Another thing that Corbett and his cronies have fucked up royally.
Paul
@Kay:
I don’t get why the Secretary of State is an elected position.
Having said that, the current secretary of state in PA was elected. So, I can understand people that didn’t vote for him complaining. But all those people that either stayed home or voted for him really has no case.
Mike E
That judge who upheld the shitty ID law married my two good friends 20+ years ago, and now they’re considering nullifying their marriage in order to get re-wed (prolly by a justice o’ th’ peace) out of disgust with this hack. Spite divorces are so old school yet tres chic.
kay
@Paul:
I think she was appointed, but in any event I don’t agree with you. They should expect she’ll do her job, and if she doesn’t they should complain.

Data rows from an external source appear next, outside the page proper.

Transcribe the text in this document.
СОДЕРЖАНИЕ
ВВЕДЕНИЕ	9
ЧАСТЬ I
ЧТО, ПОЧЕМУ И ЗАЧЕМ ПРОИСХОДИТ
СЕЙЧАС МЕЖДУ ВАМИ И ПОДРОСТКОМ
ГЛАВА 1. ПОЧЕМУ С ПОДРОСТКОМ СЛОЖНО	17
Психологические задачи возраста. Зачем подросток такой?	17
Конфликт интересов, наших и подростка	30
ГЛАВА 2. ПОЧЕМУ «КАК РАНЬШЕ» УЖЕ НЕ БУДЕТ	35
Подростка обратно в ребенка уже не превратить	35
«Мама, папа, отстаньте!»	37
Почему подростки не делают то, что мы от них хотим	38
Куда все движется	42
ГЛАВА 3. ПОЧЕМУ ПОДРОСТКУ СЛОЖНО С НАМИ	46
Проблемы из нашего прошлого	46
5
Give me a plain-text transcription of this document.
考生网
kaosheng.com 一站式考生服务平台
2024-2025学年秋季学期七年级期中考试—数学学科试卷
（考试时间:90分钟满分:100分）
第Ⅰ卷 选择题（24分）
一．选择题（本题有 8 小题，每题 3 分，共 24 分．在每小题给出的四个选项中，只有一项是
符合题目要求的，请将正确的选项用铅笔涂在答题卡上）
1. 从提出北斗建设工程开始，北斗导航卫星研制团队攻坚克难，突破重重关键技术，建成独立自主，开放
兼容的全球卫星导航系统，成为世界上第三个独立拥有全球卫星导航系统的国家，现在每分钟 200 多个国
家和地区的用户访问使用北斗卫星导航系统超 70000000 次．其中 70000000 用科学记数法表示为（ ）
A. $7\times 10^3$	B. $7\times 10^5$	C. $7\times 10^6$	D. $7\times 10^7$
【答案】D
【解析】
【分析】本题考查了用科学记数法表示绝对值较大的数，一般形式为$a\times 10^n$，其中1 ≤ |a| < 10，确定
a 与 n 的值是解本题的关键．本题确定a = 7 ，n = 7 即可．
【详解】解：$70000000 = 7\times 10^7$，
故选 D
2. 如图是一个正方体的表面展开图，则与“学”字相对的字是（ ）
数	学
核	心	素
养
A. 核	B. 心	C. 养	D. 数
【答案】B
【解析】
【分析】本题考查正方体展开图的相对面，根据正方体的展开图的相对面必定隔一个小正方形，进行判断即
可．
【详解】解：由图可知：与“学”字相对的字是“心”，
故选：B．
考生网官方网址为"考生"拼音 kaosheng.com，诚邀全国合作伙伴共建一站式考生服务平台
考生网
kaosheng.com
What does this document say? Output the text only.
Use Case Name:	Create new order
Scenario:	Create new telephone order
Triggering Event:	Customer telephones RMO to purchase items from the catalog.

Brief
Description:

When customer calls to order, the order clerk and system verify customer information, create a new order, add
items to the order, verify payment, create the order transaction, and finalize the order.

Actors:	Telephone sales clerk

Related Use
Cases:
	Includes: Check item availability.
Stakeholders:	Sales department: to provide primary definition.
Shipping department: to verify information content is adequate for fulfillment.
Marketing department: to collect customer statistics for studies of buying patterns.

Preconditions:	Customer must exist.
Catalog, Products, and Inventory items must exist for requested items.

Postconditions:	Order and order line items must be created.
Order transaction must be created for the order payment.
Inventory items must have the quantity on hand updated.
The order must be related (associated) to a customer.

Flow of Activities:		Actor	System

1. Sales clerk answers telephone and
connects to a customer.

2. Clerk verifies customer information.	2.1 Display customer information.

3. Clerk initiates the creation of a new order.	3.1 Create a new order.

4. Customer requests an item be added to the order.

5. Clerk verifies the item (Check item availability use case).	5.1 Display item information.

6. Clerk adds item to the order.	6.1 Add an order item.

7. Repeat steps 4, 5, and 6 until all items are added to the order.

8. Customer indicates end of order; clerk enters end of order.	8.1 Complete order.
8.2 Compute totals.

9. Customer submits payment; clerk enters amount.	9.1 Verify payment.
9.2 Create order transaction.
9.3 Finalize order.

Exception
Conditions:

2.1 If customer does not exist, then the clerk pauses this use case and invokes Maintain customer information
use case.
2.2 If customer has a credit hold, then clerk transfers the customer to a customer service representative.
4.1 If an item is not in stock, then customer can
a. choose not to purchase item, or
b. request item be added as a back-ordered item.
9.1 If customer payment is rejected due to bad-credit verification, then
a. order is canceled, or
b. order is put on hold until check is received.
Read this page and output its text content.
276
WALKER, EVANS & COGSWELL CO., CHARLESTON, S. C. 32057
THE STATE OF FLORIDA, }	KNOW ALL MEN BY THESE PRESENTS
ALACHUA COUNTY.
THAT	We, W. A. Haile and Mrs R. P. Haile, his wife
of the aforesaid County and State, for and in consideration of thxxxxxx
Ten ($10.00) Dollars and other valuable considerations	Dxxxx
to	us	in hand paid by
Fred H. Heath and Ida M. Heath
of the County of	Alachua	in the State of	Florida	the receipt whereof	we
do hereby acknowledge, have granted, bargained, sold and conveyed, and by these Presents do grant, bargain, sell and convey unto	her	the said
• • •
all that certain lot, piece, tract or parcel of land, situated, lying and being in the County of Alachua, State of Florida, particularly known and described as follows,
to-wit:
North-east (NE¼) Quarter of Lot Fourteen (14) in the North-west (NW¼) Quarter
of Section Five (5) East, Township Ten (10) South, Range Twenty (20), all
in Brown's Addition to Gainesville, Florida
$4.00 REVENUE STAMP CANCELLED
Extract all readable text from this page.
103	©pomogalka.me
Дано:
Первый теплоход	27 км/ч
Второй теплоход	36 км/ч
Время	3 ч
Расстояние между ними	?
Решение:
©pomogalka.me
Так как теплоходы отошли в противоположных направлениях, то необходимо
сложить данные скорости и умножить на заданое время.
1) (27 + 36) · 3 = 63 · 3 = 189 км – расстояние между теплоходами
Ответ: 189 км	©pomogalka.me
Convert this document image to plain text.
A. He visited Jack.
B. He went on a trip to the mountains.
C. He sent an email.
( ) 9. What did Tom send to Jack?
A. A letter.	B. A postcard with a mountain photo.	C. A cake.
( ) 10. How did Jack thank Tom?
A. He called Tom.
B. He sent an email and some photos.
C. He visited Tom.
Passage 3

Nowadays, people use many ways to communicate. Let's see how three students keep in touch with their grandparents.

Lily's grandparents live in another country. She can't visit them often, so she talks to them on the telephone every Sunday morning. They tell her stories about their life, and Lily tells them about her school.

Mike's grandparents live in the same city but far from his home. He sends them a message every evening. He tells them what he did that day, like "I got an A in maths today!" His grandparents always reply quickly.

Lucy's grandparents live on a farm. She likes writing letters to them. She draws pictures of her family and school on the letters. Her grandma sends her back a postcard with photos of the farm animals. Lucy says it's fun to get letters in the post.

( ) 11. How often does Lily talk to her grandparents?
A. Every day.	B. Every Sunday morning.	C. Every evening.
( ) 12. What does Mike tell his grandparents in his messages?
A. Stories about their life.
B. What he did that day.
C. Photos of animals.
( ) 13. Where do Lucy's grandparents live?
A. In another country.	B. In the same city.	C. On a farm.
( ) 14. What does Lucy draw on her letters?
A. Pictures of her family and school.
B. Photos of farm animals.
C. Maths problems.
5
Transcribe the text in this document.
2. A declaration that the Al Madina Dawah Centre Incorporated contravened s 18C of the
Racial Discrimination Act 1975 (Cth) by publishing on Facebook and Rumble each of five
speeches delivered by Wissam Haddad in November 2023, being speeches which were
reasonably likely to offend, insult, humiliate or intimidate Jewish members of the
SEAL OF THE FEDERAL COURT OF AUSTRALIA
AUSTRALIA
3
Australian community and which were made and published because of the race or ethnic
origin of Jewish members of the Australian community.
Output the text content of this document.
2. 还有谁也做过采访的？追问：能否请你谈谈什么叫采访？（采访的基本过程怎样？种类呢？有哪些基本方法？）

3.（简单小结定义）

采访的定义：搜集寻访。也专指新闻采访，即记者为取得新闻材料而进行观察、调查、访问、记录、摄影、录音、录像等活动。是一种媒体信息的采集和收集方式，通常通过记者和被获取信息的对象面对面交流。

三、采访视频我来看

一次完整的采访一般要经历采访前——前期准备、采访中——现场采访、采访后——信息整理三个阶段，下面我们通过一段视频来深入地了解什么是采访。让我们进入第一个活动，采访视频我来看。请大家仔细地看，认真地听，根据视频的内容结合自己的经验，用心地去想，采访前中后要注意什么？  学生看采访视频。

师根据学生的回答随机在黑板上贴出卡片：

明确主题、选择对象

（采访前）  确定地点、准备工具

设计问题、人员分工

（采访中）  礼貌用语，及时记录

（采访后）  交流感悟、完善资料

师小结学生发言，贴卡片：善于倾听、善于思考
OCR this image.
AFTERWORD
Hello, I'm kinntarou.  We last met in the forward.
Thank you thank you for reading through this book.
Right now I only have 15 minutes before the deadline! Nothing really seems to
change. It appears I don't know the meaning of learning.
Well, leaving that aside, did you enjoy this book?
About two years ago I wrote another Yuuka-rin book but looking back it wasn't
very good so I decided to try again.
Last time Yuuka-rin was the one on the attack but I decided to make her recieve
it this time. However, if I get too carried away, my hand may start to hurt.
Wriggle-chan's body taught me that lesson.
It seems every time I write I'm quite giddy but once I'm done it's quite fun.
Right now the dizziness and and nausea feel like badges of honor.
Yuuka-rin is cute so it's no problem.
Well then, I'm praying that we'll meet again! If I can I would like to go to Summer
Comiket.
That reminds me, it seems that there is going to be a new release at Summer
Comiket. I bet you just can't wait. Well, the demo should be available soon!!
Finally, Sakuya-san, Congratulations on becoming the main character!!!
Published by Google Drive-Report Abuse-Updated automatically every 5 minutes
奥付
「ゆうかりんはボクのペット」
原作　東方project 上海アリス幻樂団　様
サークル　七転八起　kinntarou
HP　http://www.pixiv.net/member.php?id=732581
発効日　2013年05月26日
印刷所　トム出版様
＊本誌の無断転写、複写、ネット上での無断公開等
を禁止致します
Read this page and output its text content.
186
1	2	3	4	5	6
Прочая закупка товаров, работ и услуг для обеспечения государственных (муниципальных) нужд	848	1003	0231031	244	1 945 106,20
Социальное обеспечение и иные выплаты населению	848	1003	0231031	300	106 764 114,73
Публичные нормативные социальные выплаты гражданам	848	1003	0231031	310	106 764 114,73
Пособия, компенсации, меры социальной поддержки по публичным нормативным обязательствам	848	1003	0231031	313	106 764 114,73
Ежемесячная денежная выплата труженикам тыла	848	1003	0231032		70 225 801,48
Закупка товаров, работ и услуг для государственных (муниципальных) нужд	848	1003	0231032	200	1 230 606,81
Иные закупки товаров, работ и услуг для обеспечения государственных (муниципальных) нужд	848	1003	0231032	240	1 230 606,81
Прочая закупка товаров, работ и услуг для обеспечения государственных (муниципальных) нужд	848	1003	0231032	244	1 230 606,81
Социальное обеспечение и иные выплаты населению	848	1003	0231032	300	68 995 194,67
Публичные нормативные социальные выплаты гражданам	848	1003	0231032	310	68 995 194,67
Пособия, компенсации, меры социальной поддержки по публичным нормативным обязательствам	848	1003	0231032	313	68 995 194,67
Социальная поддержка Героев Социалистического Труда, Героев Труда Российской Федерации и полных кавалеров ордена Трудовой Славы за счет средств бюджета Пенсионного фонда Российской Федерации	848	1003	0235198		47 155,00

She’s in charge of elections. It’s her job to anticipate problems. If the counties are scrambling to find loopholes, she failed.
shoutingattherain
@Mnemosyne:
I get along well with my niece and 2 nefs, my older, liberal brother’s kids, daily blog denizens who were brought up without with the same kind of poisonous prejudices that I was brought up with (late-50s, 60’s Baltimore was a very bigoted place and my folks fit right in to that). They’re all Obots who really have a good handle on what constitutes fairness and they and their friends are very aware of voter suppressions and other RW powergrabs and it REALLY PISSES THEM OFF, especially my niece who is NOT a fan of forced, invasive, transvaginal ultrasounds. Bless her heart.
And they live in PA so this is very close to the surface for them. They all have the proper IDs and are ready to pull the handle for the O’man. They’re envious of Uncle Shoutingattherain because I live in Oregon where we figured out how to make this whole voting thing as easy as possible long ago. We’re a blue state, and we act like it sometimes.
kay
@Paul:
Appointing election officials seems like a quick fix to me. It’s too easy, and it won’t solve the problem, even if one believes that “partisan election officials” are the problem. The governor will simply appoint a partisan election official.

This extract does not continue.